Urgensi Etika Lingkungan

| dilihat 467

Catatan Bang Sèm

Debat Cawapres dalam kerangka Pemilihan Presiden - Wakil Presiden 2024-2029, Ahad (21/1/24) menjadi bernilai karena Cawapres Muhaimin Iskandar dan Cawapres Mahfud MD memberi tawaran komitmen asasi atas tanggung jawab kita sebagai manusia terhadap ekologi.

Bobot debat itu dilihat dari perspektif tanggung jawab manusia terhadap alam dalam keseluruhan konteks triangle of life (relasi Tuhan, Manusia, Alam), teraksentuasi oleh pernyataan Muhaimin, bahwa landasan utamanya adalah etika terhadap alam.

Pernyataan Muhaimin dalam debat itu mengingatkan saya dengan buku saya (Cawandatu, 1/7/2009). Pada Bab III buku tersebut, secara khas saya mengurai tentang Akhlak terhadap Alam.

Dalam buku tersebut saya kemukakan, manusia diciptakan Tuhan untuk menjalankan tugas dan fungsinya sebagai rahmat atas alam. Dengan demikian, keberadaan manusia atas alam, semestinya berfungsi sebagai pemelihara. Bukan sebagai perusak alam.

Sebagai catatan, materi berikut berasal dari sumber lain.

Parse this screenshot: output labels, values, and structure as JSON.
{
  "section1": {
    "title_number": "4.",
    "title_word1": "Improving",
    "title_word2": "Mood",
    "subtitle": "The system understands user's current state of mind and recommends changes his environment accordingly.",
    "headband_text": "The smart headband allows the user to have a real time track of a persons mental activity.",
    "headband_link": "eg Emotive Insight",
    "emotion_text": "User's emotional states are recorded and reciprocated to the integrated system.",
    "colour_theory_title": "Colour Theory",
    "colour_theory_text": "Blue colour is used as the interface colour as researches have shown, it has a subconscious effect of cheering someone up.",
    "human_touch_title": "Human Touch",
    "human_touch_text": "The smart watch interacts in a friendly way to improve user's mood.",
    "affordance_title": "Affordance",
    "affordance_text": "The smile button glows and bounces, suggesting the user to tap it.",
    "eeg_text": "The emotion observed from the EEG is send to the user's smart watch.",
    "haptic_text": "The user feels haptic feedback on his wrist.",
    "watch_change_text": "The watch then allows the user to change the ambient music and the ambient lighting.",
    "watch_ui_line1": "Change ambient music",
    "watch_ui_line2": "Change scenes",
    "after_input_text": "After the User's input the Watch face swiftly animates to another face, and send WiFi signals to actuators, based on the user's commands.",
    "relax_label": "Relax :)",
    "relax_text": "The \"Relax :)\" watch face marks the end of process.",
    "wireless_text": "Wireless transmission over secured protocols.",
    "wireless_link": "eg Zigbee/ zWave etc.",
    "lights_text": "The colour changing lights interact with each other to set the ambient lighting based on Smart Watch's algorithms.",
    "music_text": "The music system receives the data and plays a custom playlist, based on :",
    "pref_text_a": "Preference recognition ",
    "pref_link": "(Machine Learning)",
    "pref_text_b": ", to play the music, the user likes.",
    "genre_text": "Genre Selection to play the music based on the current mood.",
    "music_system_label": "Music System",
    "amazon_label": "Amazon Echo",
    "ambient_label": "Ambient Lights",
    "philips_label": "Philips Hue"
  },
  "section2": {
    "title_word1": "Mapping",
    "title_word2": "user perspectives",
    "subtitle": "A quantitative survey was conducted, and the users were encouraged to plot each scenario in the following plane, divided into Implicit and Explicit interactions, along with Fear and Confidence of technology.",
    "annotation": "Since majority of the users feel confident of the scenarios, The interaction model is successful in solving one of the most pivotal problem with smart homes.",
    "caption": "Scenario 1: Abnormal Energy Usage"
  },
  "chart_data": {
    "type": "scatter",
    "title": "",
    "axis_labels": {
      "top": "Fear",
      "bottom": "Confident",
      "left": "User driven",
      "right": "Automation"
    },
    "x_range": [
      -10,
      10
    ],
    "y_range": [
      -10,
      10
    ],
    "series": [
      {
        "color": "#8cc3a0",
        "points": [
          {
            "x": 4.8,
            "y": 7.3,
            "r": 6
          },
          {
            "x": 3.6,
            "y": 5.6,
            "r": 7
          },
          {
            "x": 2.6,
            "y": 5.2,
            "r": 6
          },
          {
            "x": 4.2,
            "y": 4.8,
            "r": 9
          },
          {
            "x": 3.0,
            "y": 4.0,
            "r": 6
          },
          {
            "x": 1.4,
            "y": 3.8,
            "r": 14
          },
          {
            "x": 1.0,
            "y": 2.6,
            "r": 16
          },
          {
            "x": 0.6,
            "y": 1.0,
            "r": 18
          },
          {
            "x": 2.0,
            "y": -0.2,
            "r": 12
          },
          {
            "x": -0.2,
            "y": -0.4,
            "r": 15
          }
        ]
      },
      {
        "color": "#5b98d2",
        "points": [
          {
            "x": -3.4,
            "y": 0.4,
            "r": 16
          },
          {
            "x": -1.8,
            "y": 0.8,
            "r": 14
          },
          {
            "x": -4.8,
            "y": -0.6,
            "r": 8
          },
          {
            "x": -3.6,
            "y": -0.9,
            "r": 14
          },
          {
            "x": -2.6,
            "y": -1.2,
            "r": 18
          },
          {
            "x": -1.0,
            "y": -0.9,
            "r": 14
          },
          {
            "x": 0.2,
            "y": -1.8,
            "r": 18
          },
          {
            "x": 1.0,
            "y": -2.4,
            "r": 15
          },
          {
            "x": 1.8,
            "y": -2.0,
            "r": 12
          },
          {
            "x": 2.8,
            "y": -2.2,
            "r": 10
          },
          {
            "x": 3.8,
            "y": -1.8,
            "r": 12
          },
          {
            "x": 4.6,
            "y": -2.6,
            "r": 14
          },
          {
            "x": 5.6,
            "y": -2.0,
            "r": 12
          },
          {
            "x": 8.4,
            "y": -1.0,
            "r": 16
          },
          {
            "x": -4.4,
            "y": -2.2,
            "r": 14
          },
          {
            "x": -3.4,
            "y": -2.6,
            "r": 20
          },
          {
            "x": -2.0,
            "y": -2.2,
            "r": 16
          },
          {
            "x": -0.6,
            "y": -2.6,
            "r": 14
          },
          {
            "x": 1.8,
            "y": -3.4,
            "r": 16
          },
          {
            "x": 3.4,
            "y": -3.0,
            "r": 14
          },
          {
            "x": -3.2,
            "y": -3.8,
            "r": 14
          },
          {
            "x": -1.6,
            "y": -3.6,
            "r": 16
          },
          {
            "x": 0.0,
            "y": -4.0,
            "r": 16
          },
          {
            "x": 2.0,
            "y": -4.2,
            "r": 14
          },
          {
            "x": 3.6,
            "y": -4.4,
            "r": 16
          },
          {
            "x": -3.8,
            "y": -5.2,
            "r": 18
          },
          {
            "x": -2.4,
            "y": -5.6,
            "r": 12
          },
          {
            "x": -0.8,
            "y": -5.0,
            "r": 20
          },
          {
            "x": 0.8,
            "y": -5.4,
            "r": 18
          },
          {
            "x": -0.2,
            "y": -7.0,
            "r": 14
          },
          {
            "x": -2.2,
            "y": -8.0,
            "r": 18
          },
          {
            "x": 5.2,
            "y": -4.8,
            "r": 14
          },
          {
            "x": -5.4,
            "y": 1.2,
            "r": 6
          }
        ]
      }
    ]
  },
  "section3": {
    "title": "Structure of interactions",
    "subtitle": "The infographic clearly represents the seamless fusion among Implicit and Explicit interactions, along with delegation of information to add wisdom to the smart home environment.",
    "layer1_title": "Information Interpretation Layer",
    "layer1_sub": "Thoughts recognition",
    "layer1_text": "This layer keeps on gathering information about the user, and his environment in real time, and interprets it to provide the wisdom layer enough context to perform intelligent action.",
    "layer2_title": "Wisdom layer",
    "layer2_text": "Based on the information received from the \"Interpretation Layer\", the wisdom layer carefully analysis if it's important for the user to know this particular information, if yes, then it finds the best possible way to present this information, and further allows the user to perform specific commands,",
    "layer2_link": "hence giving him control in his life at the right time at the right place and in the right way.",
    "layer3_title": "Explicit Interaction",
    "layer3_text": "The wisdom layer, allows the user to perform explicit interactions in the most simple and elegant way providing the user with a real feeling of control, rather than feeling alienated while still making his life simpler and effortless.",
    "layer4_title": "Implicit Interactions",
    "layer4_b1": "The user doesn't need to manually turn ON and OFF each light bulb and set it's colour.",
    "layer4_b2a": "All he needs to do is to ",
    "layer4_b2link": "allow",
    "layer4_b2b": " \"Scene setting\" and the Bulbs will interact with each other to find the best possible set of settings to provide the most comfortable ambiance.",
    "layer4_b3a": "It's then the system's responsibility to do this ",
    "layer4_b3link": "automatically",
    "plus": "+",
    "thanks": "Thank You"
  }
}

Tujuan penciptaan manusia untuk mengabdikan diri kepadaNya, salah satu wujud nyatanya adalah memelihara dan melindungi alam semesta, sehingga manusia beroleh manfaat sebesar-besarnya dari alam.

Dalam buku tersebut saya kemukakan, secara filosofis, pengelolaan sumber daya alam, harus diperuntukan bagi kemakmuran rakyat seluas-luasnya secara berkeadilan.  Tidak hanya untuk mencapai nilai keekonomian, melainkan untuk mencapai nilai yang jauh lebih besar: lingkungan hidup.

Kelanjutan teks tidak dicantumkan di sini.